DNA Barcode Technology Enables Massive Simultaneous Drug Candidate Validation

A Korean research team has launched a public drug discovery service capable of screening and validating tens of millions of compounds simultaneously. Until now, such technologies were either available only to a limited number of companies with in-house platforms or had to be outsourced to expensive overseas service providers. The new public platform is expected to provide domestic industry, academia, and research institutes with more accessible and cost-effective hit discovery opportunities.

The Korea Research Institute of Chemical Technology (KRICT, President Seok-Min Shin) announced that its DNA-Encoded Library (DEL) Research Center has launched the "DEL CoreBank Platform," which supports hit discovery processes based on DNA-Encoded Library technology. The platform offers services ranging from compound library provision and screening to data analysis and follow-up validation.

DEL technology attaches unique DNA sequences to compounds like barcodes, allowing vast numbers of compounds to be distinguished and screened simultaneously. The technology is expected to complement conventional high-precision screening approaches by enabling ultra-large-scale hit discovery.

Drug discovery begins with the screening process, in which researchers identify hit compounds capable of binding to disease-related target proteins from among diverse chemical structures.

Conventional High Throughput Screening (HTS) methods analyze compounds individually in separate wells. Because binding reactions can be directly measured without additional molecular modifications, HTS provides high reliability.

However, if one million compounds must be screened, even using sixty 384-well plates per day would require about two months. As a result, screening extremely large compound collections involves substantial time and cost burdens, as well as large quantities of protein samples.

In contrast, DEL technology enables simultaneous screening by mixing compounds together in a single experiment. Even when the number of compounds exceeds tens of millions, the screening process can be completed within one month.

First, different chemical building blocks (BBs) and corresponding DNA barcodes are placed into 100 wells and chemically linked together. After mixing all compounds into a single solution, the mixture is redistributed into another set of 100 wells, where additional chemical structures and DNA barcodes are attached. This process generates 10,000 structurally distinct compounds. By repeating the synthesis-and-splitting cycle three times using 100 types each of building blocks A, B, and C, researchers can generate a mixed library containing one million compounds.

The compound mixture is then exposed to disease-related target proteins, followed by Next Generation Sequencing (NGS) to identify which DNA barcodes remain enriched after binding. This computational process decodes millions of DNA fragments and matches them to the original chemical structure database.

Because DEL experiments are performed in mixed solutions with DNA-conjugated compounds rather than pure compounds themselves, errors may occur, such as nonspecific binding to impurities or preferential amplification of certain DNA sequences. To address these issues, KRICT developed AI-based analysis methods trained on large-scale experimental datasets to identify structural patterns associated with stronger protein-binding affinity.

Among the surviving hit compounds, the top 50 compounds predicted to have the highest drug potential are selected through machine-learning-based data analysis, and a final report is provided. If requested, the platform also supports resynthesis of pure compounds without DNA barcodes and experimental validation against the user's target proteins.

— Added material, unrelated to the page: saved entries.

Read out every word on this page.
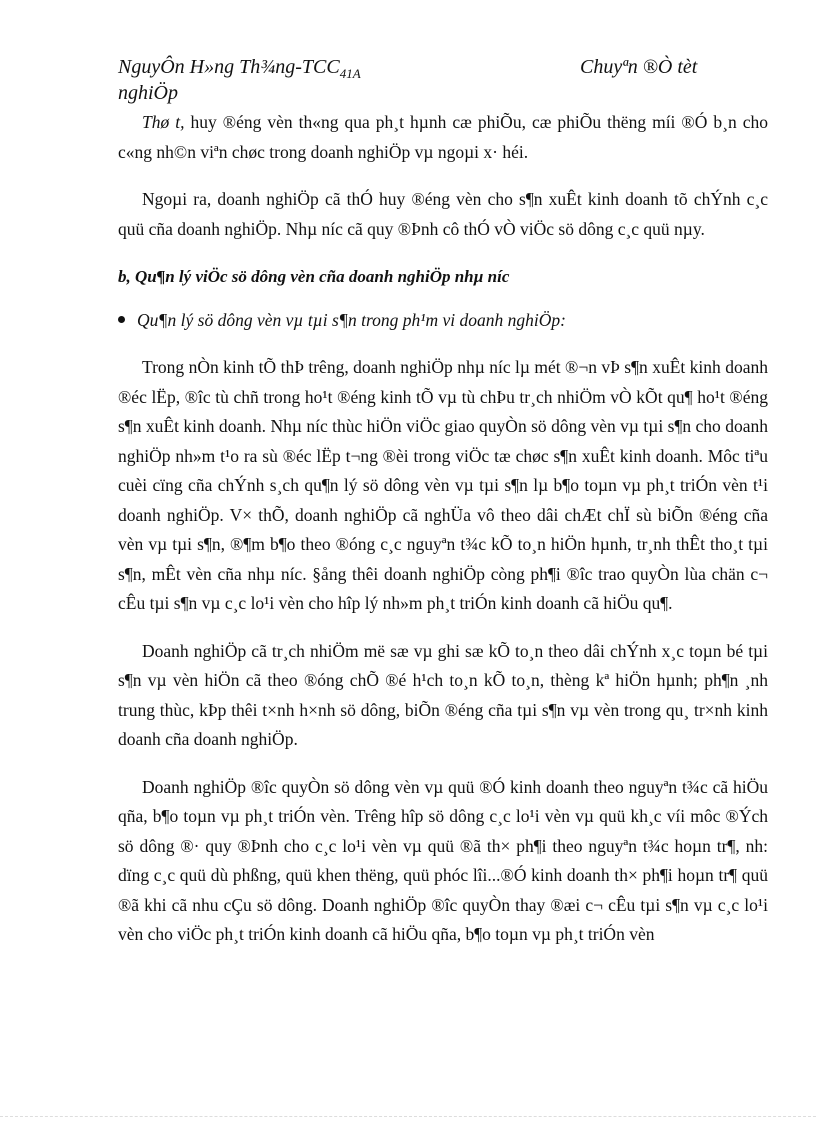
NguyÔn H»ng Th¾ng-$TCC_{41A}$	Chuyªn ®Ò tèt
nghiÖp

Thø t, huy ®éng vèn th«ng qua ph¸t hµnh cæ phiÕu, cæ phiÕu thëng míi ®Ó b¸n cho c«ng nh©n viªn chøc trong doanh nghiÖp vµ ngoµi x· héi.

Ngoµi ra, doanh nghiÖp cã thÓ huy ®éng vèn cho s¶n xuÊt kinh doanh tõ chÝnh c¸c quü cña doanh nghiÖp. Nhµ níc cã quy ®Þnh cô thÓ vÒ viÖc sö dông c¸c quü nµy.

b, Qu¶n lý viÖc sö dông vèn cña doanh nghiÖp nhµ níc

Qu¶n lý sö dông vèn vµ tµi s¶n trong ph¹m vi doanh nghiÖp:

Trong nÒn kinh tÕ thÞ trêng, doanh nghiÖp nhµ níc lµ mét ®¬n vÞ s¶n xuÊt kinh doanh ®éc lËp, ®îc tù chñ trong ho¹t ®éng kinh tÕ vµ tù chÞu tr¸ch nhiÖm vÒ kÕt qu¶ ho¹t ®éng s¶n xuÊt kinh doanh. Nhµ níc thùc hiÖn viÖc giao quyÒn sö dông vèn vµ tµi s¶n cho doanh nghiÖp nh»m t¹o ra sù ®éc lËp t¬ng ®èi trong viÖc tæ chøc s¶n xuÊt kinh doanh. Môc tiªu cuèi cïng cña chÝnh s¸ch qu¶n lý sö dông vèn vµ tµi s¶n lµ b¶o toµn vµ ph¸t triÓn vèn t¹i doanh nghiÖp. V× thÕ, doanh nghiÖp cã nghÜa vô theo dâi chÆt chÏ sù biÕn ®éng cña vèn vµ tµi s¶n, ®¶m b¶o theo ®óng c¸c nguyªn t¾c kÕ to¸n hiÖn hµnh, tr¸nh thÊt tho¸t tµi s¶n, mÊt vèn cña nhµ níc. §ång thêi doanh nghiÖp còng ph¶i ®îc trao quyÒn lùa chän c¬ cÊu tµi s¶n vµ c¸c lo¹i vèn cho hîp lý nh»m ph¸t triÓn kinh doanh cã hiÖu qu¶.

Doanh nghiÖp cã tr¸ch nhiÖm më sæ vµ ghi sæ kÕ to¸n theo dâi chÝnh x¸c toµn bé tµi s¶n vµ vèn hiÖn cã theo ®óng chÕ ®é h¹ch to¸n kÕ to¸n, thèng kª hiÖn hµnh; ph¶n ¸nh trung thùc, kÞp thêi t×nh h×nh sö dông, biÕn ®éng cña tµi s¶n vµ vèn trong qu¸ tr×nh kinh doanh cña doanh nghiÖp.

Doanh nghiÖp ®îc quyÒn sö dông vèn vµ quü ®Ó kinh doanh theo nguyªn t¾c cã hiÖu qña, b¶o toµn vµ ph¸t triÓn vèn. Trêng hîp sö dông c¸c lo¹i vèn vµ quü kh¸c víi môc ®Ých sö dông ®· quy ®Þnh cho c¸c lo¹i vèn vµ quü ®ã th× ph¶i theo nguyªn t¾c hoµn tr¶, nh: dïng c¸c quü dù phßng, quü khen thëng, quü phóc lîi...®Ó kinh doanh th× ph¶i hoµn tr¶ quü ®ã khi cã nhu cÇu sö dông. Doanh nghiÖp ®îc quyÒn thay ®æi c¬ cÊu tµi s¶n vµ c¸c lo¹i vèn cho viÖc ph¸t triÓn kinh doanh cã hiÖu qña, b¶o toµn vµ ph¸t triÓn vèn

The DEL Research Center has sought to overcome barriers such as the high cost of overseas DEL services and concerns over information leakage. Through 2027, while the project is supported by the Ministry of Science and ICT and the National Research Foundation of Korea under the "CoreBank Construction Project Based on a Large-Scale DNA-Encoded Library Platform," service fees will be temporarily reduced by 50%.

Daewoong Pharmaceutical, iLAB Inc., the National Cancer Center, Ewha Womans University, and GIST are among the organizations that have begun receiving support. Researchers can apply through the DEL Research Center menu on the Korea Chemical Bank website, and support will be provided after review of factors such as target overlap.

Dr. Jung-Nyoung Heo, Director of the DEL Research Center, stated, "We will help reduce Korea's dependence on overseas DEL technologies and support efficient domestic drug discovery processes from initial hit discovery to follow-up validation."

It is meaningful that advanced drug discovery services are now being provided to Korean researchers through a DEL CoreBank platform established with domestic technologies."

Seok-Min Shin, President, Korea Research Institute of Chemical Technology   

The DEL Research Center expects the platform to contribute to the discovery of small-molecule drug candidates for various diseases, including cancer, immune diseases, and infectious diseases, and to help translate early hit discovery into practical drug development outcomes.